Page:Brocher - Souvenirs d’une morte vivante, 1909.pdf/137

La bibliothèque libre.
Cette page a été validée par deux contributeurs.


CHAPITRE XV


Proclamez la République ! criait-on aux députés.

M. Gambetta, sur le perron du palais, criait au peuple :

« Ce n’est pas ici que nous devons proclamer la République, mais à l’Hôtel de Ville, où nous allons nous rendre à l’instant. »

Malheureusement, ces hommes aimés du peuple n’ont pas compris ce peuple ; ils s’étaient servi de lui, comme d’un marche-pied pour monter au pouvoir, sans jamais essayer de comprendre le sentiment populaire, ni la nécessité du moment ; cela fut un grand malheur. Ils auraient pu faire de si grandes choses, s’ils avaient pénétré l’aspiration du peuple. Ils ont préféré l’abandonner après tous les sacrifices qu’il s’était imposés pendant la guerre. Le peuple, mais il n’a rien à perdre, lui ! disaient-ils. Quelle ironie !

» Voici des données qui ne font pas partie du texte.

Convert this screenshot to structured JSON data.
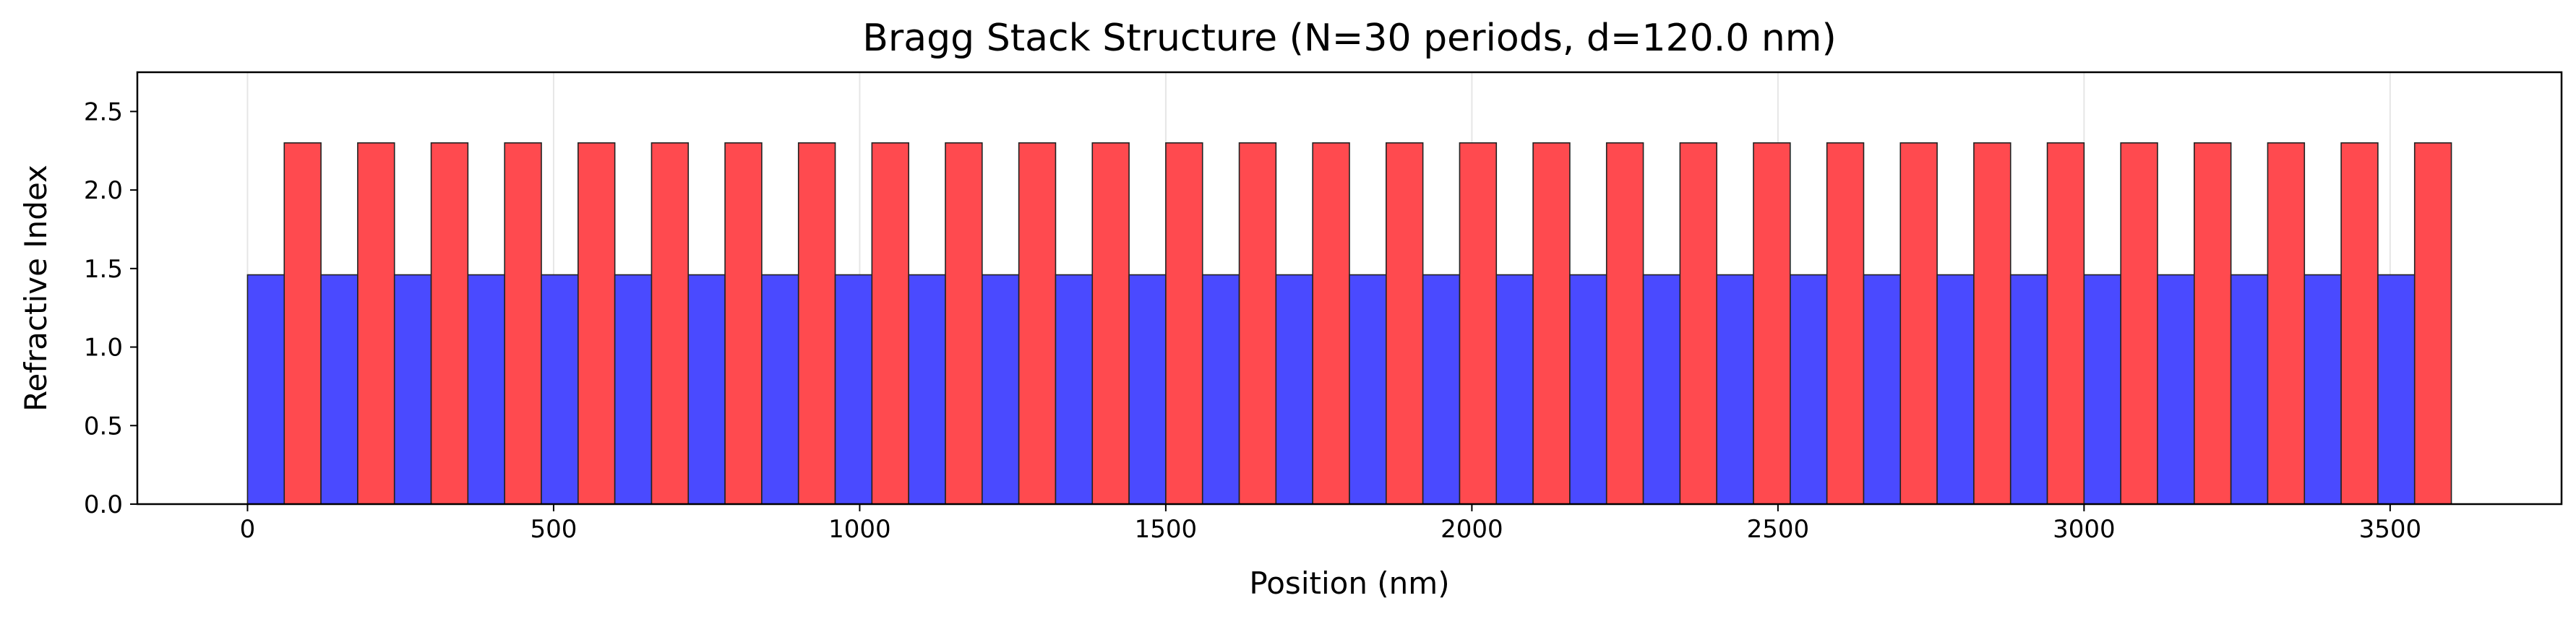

Le peuple perd le meilleur de lui-même, il perd ses fils, sa fortune à lui ; qu’a-t-il à gagner à la guerre ? absolument rien. La France perd ses meilleurs soutiens, car ce sont les fils du peuple qui font sa richesse, puisqu’ils sont les producteurs.

Ce n’était pas sans une certaine appréhension que Gambetta fit la proposition d’aller à l’Hôtel de Ville.